CAO-PLM : Renault tire un premier bilan de sa transition vers le SaaS

Après un partenariat signé avec Dassault Systèmes en 2021, Renault poursuit sa migration vers la plateforme SaaS 3DSExperience. Le groupe tire déjà les premiers bénéfices de sa « Renaulution ».

En 2023, Renault a réalisé un chiffre d’affaires de 52,3 milliards d’euros, en hausse de 13,1 % par rapport à 2022. Sa marge opérationnelle atteignait 8 %. Au premier trimestre fiscal 2024, l’entreprise a enregistré un CA de 11,7 milliards d’euros, en hausse de 1,8 % par rapport à la même période en 2023. Sur ce Q1 2024, il a vendu 549 099 véhicules, soit une hausse de 2,6 %.

Le groupe souligne le succès des gammes Arkana, Megane E-TECH, Austral et Espace E-TECH Hybrid, qui représentent à elles quatre 37 % des ventes du groupe au premier trimestre 2024. Il faut dire qu’à l’instar de la Renault 5 E-TECH, dont la commercialisation devrait commencer dès l’année 2024, Renault a su proposer des designs visuellement attrayants et a relevé le niveau d’équipements.

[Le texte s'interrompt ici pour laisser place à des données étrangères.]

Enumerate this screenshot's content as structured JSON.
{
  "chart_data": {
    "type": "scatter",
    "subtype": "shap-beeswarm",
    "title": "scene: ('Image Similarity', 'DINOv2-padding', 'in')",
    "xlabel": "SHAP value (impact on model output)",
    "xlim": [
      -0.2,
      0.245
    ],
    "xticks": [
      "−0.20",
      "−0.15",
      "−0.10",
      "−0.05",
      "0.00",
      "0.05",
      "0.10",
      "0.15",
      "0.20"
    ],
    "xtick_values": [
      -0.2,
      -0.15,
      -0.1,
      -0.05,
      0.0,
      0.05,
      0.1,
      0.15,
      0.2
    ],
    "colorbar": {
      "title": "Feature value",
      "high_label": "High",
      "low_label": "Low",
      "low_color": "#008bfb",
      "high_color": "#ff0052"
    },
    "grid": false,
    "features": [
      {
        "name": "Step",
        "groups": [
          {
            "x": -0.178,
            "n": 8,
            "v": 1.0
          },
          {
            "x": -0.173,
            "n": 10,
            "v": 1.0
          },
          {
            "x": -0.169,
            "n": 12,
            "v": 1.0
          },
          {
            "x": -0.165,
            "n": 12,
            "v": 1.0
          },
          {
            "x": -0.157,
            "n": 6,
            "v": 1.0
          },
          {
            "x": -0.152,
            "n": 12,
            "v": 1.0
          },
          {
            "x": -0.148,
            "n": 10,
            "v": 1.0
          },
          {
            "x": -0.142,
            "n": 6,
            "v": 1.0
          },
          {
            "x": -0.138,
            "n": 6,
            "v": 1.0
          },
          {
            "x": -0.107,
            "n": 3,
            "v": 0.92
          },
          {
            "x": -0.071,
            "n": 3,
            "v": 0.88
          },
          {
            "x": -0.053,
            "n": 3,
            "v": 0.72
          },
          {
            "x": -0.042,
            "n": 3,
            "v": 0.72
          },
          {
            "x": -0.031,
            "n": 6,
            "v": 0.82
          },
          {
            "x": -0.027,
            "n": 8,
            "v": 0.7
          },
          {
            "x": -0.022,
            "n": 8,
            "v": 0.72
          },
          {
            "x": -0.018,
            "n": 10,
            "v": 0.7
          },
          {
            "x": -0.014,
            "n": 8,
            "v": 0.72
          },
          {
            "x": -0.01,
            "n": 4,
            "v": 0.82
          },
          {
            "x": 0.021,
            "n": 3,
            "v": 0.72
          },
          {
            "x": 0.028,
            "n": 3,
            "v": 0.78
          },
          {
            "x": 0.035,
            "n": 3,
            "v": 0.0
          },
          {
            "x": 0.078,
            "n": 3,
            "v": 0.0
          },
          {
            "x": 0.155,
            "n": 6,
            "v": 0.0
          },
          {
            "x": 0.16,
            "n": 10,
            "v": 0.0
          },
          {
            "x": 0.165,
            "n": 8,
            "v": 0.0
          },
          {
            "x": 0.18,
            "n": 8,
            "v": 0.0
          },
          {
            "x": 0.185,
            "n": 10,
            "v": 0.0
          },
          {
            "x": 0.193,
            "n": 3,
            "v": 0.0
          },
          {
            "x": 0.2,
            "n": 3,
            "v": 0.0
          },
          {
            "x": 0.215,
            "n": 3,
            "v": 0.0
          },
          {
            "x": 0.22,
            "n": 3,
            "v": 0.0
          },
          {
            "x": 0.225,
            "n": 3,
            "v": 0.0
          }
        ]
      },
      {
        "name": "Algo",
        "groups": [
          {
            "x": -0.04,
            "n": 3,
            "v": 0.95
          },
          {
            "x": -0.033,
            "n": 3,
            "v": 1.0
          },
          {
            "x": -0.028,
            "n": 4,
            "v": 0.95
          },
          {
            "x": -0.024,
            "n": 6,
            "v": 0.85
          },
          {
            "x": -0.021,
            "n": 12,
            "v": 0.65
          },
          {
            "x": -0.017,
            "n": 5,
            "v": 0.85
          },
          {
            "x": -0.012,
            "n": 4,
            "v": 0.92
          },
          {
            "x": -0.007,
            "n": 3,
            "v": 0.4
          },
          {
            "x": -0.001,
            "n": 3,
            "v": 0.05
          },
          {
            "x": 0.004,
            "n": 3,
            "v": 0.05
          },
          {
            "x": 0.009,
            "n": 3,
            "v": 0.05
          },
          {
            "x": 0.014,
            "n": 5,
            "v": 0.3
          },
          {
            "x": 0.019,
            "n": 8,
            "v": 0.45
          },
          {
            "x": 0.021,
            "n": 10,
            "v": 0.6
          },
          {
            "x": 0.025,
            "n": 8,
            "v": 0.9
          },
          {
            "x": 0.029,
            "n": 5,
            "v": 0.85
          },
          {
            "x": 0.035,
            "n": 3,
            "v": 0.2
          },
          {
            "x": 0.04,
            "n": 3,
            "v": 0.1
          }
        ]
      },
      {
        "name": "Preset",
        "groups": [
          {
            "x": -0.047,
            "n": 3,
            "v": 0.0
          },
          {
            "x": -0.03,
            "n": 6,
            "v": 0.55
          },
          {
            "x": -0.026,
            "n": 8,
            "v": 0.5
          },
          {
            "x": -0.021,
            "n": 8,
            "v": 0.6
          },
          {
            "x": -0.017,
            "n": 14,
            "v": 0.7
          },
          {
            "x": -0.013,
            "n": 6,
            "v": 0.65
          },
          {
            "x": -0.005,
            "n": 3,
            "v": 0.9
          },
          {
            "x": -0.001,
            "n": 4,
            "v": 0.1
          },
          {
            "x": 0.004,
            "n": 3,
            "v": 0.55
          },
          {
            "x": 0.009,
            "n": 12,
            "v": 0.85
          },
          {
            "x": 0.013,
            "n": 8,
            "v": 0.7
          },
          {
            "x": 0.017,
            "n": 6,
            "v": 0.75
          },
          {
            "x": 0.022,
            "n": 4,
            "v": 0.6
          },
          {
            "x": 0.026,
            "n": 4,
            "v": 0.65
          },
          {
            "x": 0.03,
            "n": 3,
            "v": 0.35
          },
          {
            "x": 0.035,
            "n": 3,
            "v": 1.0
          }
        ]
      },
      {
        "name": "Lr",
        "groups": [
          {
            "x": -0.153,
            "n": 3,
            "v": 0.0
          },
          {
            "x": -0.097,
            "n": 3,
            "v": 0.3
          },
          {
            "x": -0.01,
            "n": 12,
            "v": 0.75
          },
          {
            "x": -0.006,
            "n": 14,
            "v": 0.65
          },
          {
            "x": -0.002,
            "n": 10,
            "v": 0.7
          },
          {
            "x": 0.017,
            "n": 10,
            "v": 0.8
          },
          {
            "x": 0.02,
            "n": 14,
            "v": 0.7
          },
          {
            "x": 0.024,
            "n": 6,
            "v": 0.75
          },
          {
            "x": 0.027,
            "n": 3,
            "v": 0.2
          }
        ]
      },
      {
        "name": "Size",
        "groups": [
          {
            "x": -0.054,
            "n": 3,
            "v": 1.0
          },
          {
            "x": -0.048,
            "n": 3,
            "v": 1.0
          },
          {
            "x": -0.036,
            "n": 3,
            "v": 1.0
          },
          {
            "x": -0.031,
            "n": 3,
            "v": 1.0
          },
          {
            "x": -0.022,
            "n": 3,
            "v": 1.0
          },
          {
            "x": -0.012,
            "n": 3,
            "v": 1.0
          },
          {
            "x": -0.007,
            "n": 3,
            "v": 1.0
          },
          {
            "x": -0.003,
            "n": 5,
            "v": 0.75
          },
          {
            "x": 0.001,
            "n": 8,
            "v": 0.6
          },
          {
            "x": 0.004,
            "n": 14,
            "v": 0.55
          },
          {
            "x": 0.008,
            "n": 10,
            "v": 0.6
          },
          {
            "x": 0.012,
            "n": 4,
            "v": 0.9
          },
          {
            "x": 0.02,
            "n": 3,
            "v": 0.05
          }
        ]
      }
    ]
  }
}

Des temps de développement de plus en plus courts

Ce succès, Gilles Le Borgne, directeur de la technologie chez le groupe Renault, l’impute en partie au volet « transformation numérique » du programme et plan stratégique « Renaulution ». Il ajoute par ailleurs que la R5 E-TECH fait déjà l’objet de 70 000 précommandes.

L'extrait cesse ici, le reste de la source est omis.